The public was also advised not to gather in parks, which is why the gates of Mote Park are now closed to vehicles.

It's a similar story in Sittingbourne, where its High Street is empty of its usual visitors.

Even the bargeman statue has no one loitering around it during the day.

The Forum Shopping Centre is eerily quiet as many of its shop doors have closed for the foreseeable future.

A few businesses like the butchers, bakers, newsagents, greengrocers, chemists, pet shop and dry-cleaners have been allowed to stay open.

But local business have reported a drastic decrease in custom.

Sea side towns are also seeing very few visitors. In Sheerness, the area around the clock tower is empty of beach goers and tourists.

Even the local large Tesco's is seeing very few shoppers rushing there for supplies.

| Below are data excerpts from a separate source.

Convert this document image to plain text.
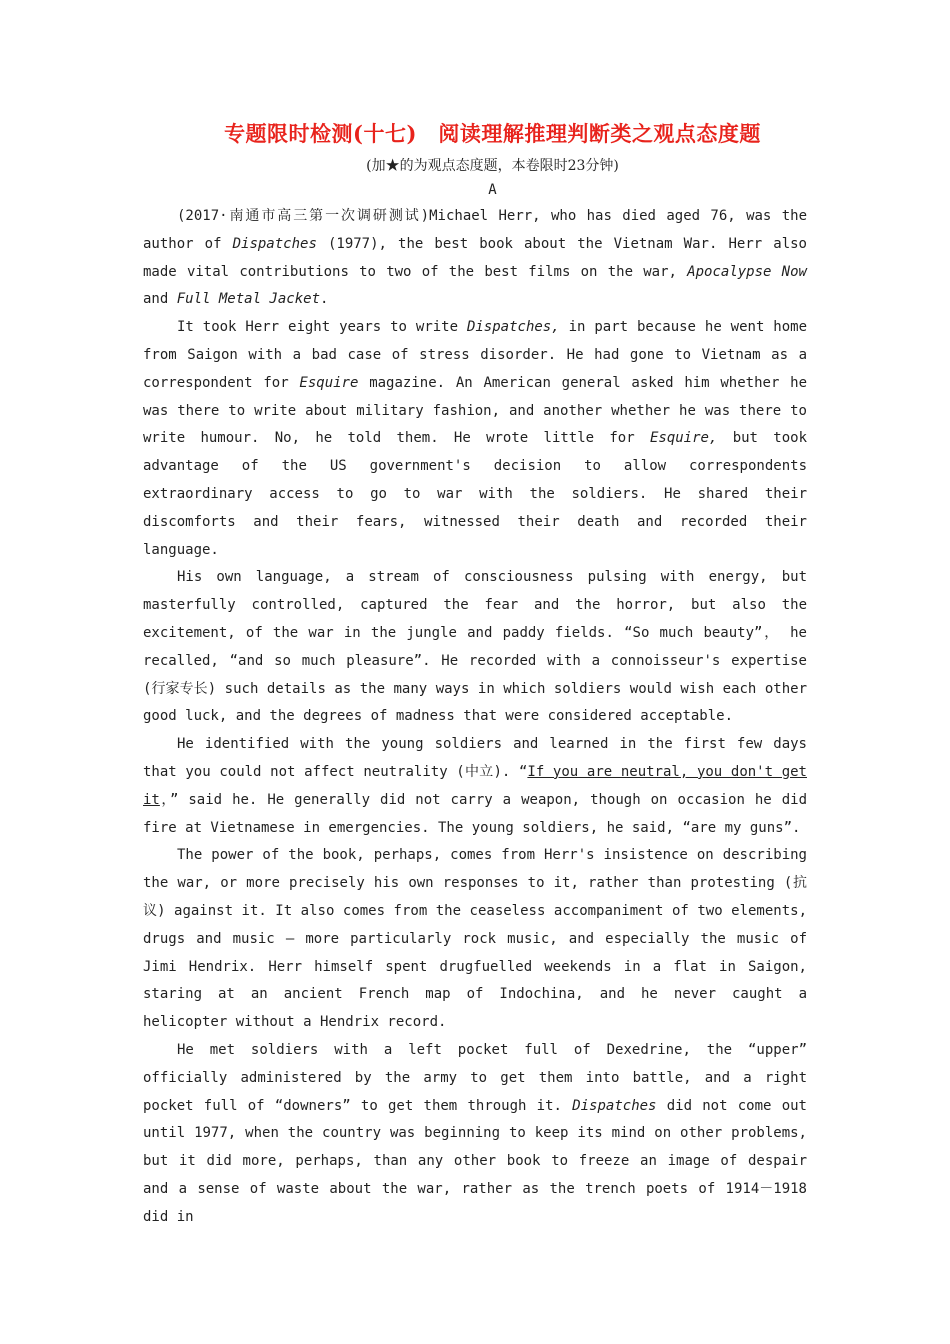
专题限时检测(十七)　阅读理解推理判断类之观点态度题
(加★的为观点态度题，本卷限时23分钟)
A

(2017·南通市高三第一次调研测试)Michael Herr, who has died aged 76, was the author of Dispatches (1977), the best book about the Vietnam War. Herr also made vital contributions to two of the best films on the war, Apocalypse Now and Full Metal Jacket.

It took Herr eight years to write Dispatches, in part because he went home from Saigon with a bad case of stress disorder. He had gone to Vietnam as a correspondent for Esquire magazine. An American general asked him whether he was there to write about military fashion, and another whether he was there to write humour. No, he told them. He wrote little for Esquire, but took advantage of the US government's decision to allow correspondents extraordinary access to go to war with the soldiers. He shared their discomforts and their fears, witnessed their death and recorded their language.

His own language, a stream of consciousness pulsing with energy, but masterfully controlled, captured the fear and the horror, but also the excitement, of the war in the jungle and paddy fields. “So much beauty”， he recalled, “and so much pleasure”. He recorded with a connoisseur's expertise (行家专长) such details as the many ways in which soldiers would wish each other good luck, and the degrees of madness that were considered acceptable.

He identified with the young soldiers and learned in the first few days that you could not affect neutrality (中立). “If you are neutral, you don't get it，” said he. He generally did not carry a weapon, though on occasion he did fire at Vietnamese in emergencies. The young soldiers, he said, “are my guns”.

The power of the book, perhaps, comes from Herr's insistence on describing the war, or more precisely his own responses to it, rather than protesting (抗议) against it. It also comes from the ceaseless accompaniment of two elements, drugs and music — more particularly rock music, and especially the music of Jimi Hendrix. Herr himself spent drugfuelled weekends in a flat in Saigon, staring at an ancient French map of Indochina, and he never caught a helicopter without a Hendrix record.

He met soldiers with a left pocket full of Dexedrine, the “upper” officially administered by the army to get them into battle, and a right pocket full of “downers” to get them through it. Dispatches did not come out until 1977, when the country was beginning to keep its mind on other problems, but it did more, perhaps, than any other book to freeze an image of despair and a sense of waste about the war, rather as the trench poets of 1914－1918 did in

There are some in Leysdown who are taking advantage of the local sea view on their daily walk with their families and pets.

However, the less scenic streets are still empty, with shutters drawn as far as the eye can see.

Dover and Deal's town centres are empty at a time of year when beautiful sunny days would have people out in force enjoying the sites and scenery.

St James' Retail and Leisure Park in Dover is almost completely abandoned and some cafes have been able to stay open as long as they only serve takeaway meals.

Even the former High Street of the Year winner in Deal faces little footfall.

Deal Town Council also recently announced the Saturday Market will be closed for an indefinite period.

A spokesman added: "Although the market is an outdoor event the council was mindful that unlike supermarkets, butchers, greengrocers etc Deal Town Council does not have the resources to safely manage social distancing.

"It does not have powers to insist on cash free purchasing nor can it supply antibacterial gel and handwashing facilities for all."